Wäre das Parlament ein Unternehmen, hätte es ein Problem: kein Mutterschaftsurlaub, keine Elternzeit und – oh Wunder – ein Mangel an jungen Frauen. Die normalen Standards der Arbeitswelt müssen auch in der Politik gelten. Ein Kommentar.
Bei jeder Wahl ist es das gleiche Spektakel: Die Parteien suchen verzweifelt nach potenziellen Kandidatinnen. Alte weiße Männer gibt es im Überfluss, doch es fehlt an jungen Frauen, die bereit sind, ein Mandat zu übernehmen. Und dann wird gerätselt, woran das wohl liegen mag. Trauen sie sich etwa nicht?
Die Debatte über Mutterschaftsurlaub und Elternzeit für Mandatsträgerinnen zeigt, dass die Antwort banaler ist. Im Parlament, in der Regierung und in Gemeinderäten ist Familienplanung ein Fremdwort. Junge Mütter (oder Väter) sind völlig auf sich allein gestellt – es gibt keine Regeln, keine Unterstützung und kein Interesse für ihre Sorgen. Wäre die Politik ein Unternehmen, dann würde sich niemand wundern, warum dort niemand arbeiten will.
Unrealistische Forderungen an Politikerinnen
Ein Unternehmen, in dem argumentiert wird, eine Frau müsse sich eben zwischen Karriere und Kindern entscheiden, gilt zu Recht als hinterwäldlerisch. Wer fordert, dass Politikerinnen ihren Kinderwunsch nach Legislaturperioden ausrichten, hat ein komisches Verständnis davon, wie Beruf und Familie vereinbar sein sollten.
Gerade in Luxemburg ist Politik in der Realität ein Beruf und keine Aufgabe, die für begrenzte Zeit ausgeübt wird. Da greift das Argument der Familienministerin und DP-Präsidentin Corinne Cahen nicht, dass ein Mandat eben kein Arbeitsverhältnis sei. Das ist eine Ausrede, die sich auf Formalitäten stützt.

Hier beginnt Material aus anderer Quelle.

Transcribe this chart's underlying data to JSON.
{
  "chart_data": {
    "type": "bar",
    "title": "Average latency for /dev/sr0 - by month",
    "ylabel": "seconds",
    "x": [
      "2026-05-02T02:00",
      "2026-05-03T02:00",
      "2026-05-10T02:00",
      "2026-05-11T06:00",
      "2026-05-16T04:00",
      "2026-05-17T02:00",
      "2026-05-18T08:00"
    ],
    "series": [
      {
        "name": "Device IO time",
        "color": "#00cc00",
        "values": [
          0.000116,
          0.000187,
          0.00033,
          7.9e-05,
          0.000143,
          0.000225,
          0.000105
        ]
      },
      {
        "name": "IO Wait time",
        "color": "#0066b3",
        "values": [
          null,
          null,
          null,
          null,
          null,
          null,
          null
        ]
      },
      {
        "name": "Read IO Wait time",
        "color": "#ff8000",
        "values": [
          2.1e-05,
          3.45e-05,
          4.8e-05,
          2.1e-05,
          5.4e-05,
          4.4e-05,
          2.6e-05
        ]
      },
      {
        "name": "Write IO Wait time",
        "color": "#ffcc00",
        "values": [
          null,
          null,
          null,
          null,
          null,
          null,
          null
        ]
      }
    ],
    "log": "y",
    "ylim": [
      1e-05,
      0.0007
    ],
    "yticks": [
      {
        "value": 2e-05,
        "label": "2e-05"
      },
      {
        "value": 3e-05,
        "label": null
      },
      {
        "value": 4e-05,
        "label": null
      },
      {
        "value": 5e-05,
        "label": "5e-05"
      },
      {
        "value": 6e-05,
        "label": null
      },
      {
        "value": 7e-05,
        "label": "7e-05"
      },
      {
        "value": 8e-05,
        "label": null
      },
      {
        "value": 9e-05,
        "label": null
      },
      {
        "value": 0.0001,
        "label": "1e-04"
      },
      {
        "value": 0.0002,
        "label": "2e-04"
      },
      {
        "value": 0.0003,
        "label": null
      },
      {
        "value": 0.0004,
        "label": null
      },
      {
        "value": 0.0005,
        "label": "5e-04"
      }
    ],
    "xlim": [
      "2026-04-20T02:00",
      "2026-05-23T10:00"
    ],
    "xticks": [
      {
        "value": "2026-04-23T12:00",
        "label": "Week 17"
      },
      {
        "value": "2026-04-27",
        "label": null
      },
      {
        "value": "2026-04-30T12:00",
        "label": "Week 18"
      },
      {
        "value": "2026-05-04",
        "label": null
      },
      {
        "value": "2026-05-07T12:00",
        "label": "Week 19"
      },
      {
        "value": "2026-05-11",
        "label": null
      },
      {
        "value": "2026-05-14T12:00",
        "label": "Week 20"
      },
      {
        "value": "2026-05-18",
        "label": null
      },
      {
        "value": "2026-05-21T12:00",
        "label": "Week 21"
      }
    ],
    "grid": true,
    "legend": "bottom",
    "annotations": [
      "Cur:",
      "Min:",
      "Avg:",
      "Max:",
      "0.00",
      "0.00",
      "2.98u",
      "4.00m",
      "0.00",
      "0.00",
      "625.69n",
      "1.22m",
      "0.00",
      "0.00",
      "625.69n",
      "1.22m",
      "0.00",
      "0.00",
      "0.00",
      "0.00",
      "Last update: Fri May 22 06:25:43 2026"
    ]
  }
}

Wer ins Parlament oder gar die Regierung will, muss die Ochsentour durchstehen. Eine junge Politikerin wird sich in der Regel parteiintern engagieren, ein kommunales Mandat ergattern, sich einen Namen machen und schließlich einen nationalen Wahlkampf erfolgreich bewältigen. Können wir dann ernsthaft fordern, dass sie als Abgeordnete zurücktritt, wenn sie schwanger wird und damit ihre politische Karriere faktisch beendet?
Eine Frage der Organisation
Der berechtige Einwand lautet: Wie soll eine Elternzeit rein praktisch aussehen? Wird eine Abgeordnete (oder Abgeordneter) während seiner Auszeit ersetzt? Wenn ja, ist das demokratisch? Wenn nein, überfordert das die Kollegen?
Das sind legitime Fragen, doch die Politik fordert von Unternehmen, die weit weniger als 60 Mitarbeiter haben, mit dem Fehlen junger Eltern klarzukommen. Es wäre vermessen, wenn das Parlament das als unmöglich deklariert, was andere Organisationen jeden Tag stemmen.
Wenn es gerade nicht um Frauen und Kinderkriegen geht, dann sind Politiker sehr erfinderisch: Sie splitten Mandatszeiten, missachten Reihenfolgen beim Wahlergebnis oder nehmen einen zurückgetretenen Staatssekretär wieder ins Parlament auf. Und es geht tatsächlich: Die Differdinger Schöffin Laura Pregno (Déi Gréng) lässt sich während sechs Monaten von einer Gemeinderätin vertreten.
Ein Zeichen gegen die Familienfeindlichkeit setzen
Politik als Beruf ist familienfeindlich. Sitzungen und Versammlungen bis spät abends, „Dëppefester“ am Wochenende und die geforderte, permanente Erreichbarkeit lassen wenig Raum für Partner und Kinder. Das ging lange Zeit, weil der Mann sich auf seine Karriere konzentrierte, während zu Hause seine Frau den Nachwuchs großzog.
Das ist kein Modell für die Zukunft. Wir brauchen ein Parlament, das die Gesellschaft möglichst widerspiegelt. Das ist in vielen Hinsichten schwierig, doch eine Elternzeit für Abgeordnete einzuführen ist einfach. Damit wäre zumindest die Botschaft an Eltern mit Kleinkindern klar: Bitte engagiert euch!